Questo tardivo incontro non può far dimenticare che sono passati ben 18 giorni dal giorno del naufragio, il secondo più grave avvenuto in Italia dopo quello di Lampedusa del 2013. Un lasso di tempo in cui la Presidente avrebbe potuto incontrare i familiari o recarsi immediatamente al PalaMilone per un gesto di vicinanza e vedere coi propri occhi le oltre 70 bare messe in fila, le foto delle persone sorridenti mentre erano ancora in vita, le corone di fiori, i peluche appoggiati alle bare bianche dei più piccoli. Avrebbe potuto leggere i messaggi di solidarietà e commiato.

«Giorgia Meloni non è venuta al PalaMilone per non sentire l’odore della morte», dichiara Yasmine Accardo, tra le prime volontarie giunte a Crotone a poche ore dalla notizia del naufragio, anche lei parte di Mem.Med. Duro anche il commento di Manuelita Scigliano, della Rete 26 febbraio: «Questo invito a Roma ci sembra un gesto tardivo e irrispettoso, un tentativo di rimediare a una grave mancanza. Una ulteriore, offensiva, strumentalizzazione. Oggi familiari e superstiti hanno scelto di accettare l’invito e recarsi a Roma per poter porre delle domande, per chiedere rispetto, giustizia e verità.

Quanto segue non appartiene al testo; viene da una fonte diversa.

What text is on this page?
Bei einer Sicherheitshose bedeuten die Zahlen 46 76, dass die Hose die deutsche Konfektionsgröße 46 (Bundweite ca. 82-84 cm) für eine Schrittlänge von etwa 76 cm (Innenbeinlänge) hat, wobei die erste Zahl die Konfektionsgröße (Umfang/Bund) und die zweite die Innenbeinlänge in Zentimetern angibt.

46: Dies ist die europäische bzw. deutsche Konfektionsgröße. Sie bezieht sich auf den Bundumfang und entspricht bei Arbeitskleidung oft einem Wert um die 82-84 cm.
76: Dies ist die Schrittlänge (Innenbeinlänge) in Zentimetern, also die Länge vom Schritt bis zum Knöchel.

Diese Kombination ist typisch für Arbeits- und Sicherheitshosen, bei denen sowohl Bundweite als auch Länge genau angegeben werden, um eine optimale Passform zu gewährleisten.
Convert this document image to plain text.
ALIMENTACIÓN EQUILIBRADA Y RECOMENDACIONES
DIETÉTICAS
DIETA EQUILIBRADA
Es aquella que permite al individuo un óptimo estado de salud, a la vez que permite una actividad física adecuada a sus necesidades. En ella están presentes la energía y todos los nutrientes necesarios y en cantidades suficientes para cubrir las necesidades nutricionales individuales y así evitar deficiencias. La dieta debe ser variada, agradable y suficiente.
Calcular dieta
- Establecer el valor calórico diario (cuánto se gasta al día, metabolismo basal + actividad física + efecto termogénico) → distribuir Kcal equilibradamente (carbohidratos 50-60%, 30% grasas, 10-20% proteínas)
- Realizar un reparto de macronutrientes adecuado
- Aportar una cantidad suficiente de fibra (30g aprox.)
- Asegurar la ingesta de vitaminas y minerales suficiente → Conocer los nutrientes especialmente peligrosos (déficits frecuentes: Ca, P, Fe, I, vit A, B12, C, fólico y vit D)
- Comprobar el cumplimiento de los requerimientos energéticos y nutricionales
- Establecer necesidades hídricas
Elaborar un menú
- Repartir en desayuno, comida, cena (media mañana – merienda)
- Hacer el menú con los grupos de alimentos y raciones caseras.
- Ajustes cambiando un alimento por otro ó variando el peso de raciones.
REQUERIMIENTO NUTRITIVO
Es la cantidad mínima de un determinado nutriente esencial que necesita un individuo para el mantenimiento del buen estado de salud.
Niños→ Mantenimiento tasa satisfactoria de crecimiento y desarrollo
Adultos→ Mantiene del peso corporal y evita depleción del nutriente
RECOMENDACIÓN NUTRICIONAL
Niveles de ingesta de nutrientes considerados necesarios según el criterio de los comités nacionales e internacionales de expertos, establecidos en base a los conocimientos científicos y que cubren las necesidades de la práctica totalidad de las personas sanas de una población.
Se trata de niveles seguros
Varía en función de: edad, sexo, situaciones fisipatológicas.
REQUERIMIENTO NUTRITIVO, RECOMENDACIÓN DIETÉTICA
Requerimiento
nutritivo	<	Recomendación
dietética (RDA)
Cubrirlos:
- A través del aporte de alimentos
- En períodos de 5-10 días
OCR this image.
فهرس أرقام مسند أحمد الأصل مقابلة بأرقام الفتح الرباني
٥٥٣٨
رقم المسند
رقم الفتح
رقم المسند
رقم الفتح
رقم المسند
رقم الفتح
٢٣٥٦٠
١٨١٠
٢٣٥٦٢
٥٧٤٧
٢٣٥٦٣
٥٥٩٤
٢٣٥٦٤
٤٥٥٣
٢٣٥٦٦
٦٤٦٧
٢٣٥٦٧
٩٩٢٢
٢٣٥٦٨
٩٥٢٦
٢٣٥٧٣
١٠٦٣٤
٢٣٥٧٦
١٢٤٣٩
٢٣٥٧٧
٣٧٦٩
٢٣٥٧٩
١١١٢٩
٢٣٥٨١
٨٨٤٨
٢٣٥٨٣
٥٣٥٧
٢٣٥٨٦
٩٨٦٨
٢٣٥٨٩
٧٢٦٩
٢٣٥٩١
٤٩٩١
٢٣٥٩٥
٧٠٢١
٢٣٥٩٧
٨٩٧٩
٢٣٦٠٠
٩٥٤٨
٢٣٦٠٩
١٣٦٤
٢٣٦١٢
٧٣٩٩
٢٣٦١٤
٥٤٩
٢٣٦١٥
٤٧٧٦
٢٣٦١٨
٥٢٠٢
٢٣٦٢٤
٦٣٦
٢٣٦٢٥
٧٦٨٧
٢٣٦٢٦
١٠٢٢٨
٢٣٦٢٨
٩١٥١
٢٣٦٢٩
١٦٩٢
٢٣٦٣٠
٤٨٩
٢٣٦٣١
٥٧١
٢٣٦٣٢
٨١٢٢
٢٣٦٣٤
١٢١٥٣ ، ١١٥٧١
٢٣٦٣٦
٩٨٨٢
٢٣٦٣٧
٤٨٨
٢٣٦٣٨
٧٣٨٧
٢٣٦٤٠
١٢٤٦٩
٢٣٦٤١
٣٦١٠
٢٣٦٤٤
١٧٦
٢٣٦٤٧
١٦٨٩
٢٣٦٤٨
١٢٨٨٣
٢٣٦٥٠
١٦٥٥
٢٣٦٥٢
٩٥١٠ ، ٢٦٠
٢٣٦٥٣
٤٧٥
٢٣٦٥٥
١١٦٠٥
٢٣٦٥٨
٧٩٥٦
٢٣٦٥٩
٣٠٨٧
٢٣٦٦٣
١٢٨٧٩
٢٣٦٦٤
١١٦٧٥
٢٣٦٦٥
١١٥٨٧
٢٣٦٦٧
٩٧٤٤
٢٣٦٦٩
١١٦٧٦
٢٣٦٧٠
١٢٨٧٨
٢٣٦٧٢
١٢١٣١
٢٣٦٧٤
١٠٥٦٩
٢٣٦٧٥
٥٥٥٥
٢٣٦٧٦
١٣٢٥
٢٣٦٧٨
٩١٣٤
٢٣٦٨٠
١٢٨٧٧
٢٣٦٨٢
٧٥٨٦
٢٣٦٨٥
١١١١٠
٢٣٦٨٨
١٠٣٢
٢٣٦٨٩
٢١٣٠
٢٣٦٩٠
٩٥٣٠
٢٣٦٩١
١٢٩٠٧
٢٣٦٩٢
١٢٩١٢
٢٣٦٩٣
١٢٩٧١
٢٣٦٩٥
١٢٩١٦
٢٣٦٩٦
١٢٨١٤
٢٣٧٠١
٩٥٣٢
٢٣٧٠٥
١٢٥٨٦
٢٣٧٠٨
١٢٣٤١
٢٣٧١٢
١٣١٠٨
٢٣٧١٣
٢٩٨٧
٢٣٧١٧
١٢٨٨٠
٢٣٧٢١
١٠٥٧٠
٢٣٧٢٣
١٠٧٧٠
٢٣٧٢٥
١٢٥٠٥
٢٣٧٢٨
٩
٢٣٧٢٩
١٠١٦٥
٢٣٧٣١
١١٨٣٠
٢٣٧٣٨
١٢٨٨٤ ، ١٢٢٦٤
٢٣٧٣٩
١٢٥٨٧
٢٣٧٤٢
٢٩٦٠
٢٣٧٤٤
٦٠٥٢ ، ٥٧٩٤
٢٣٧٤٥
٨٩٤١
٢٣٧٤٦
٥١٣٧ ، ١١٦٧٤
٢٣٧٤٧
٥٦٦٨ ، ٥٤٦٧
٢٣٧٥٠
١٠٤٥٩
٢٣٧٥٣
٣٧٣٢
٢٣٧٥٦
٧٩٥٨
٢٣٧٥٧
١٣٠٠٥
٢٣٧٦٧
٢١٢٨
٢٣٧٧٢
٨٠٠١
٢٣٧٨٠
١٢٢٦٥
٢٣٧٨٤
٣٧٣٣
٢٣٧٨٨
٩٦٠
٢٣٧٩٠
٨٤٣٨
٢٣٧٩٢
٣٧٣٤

Per i vivi e per i morti. Per chiedere il perché di un mancato soccorso a pochi metri dalla riva. In parte consapevoli che le loro aspettative rimarranno deluse e che il loro dolore e le loro richieste di giustizia saranno ancora usate da un governo che ha già ampiamente strumentalizzato la tragedia di Cutro».

Al contrario di rendere omaggio immediatamente alle vittime e sincerarsi delle condizioni dei sopravvissuti, Meloni ha usato questo tempo per preparare una difesa politica della strage e inscenare una squallida passerella a Cutro, dove assolvere i suoi ministri da qualsiasi responsabilità e decretare d’urgenza altre norme sull’immigrazione. Anche ieri, al Question Time alla Camera, ha continuato a eludere le domande sulla ragione per cui il caicco è stato lasciato naufragare a 100 metri dalla spiaggia. Nel rispondere a Riccardo Magi di +Europa ha detto: «La nostra coscienza è a posto», ripetendo il mantra della responsabilità dello “scafista”.

I pensieri, invece, di coloro che dal primo giorno si sono presi cura dei sopravvissuti e dei familiari, e delle migliaia di persone che hanno partecipato alla manifestazione di sabato scorso a Steccato di Cutro, dicono tutt’altro: questo naufragio – e quello di lunedì 13 marzo che ha ammazzato altre 30 persone nelle acque internazionali al largo della Libia – sono voluti, forse desiderati nelle stanze del potere. Sono stragi di Stato.

  1. Il 15 marzo il bilancio delle vittime è salito a 86, di cui 35 sono i minori.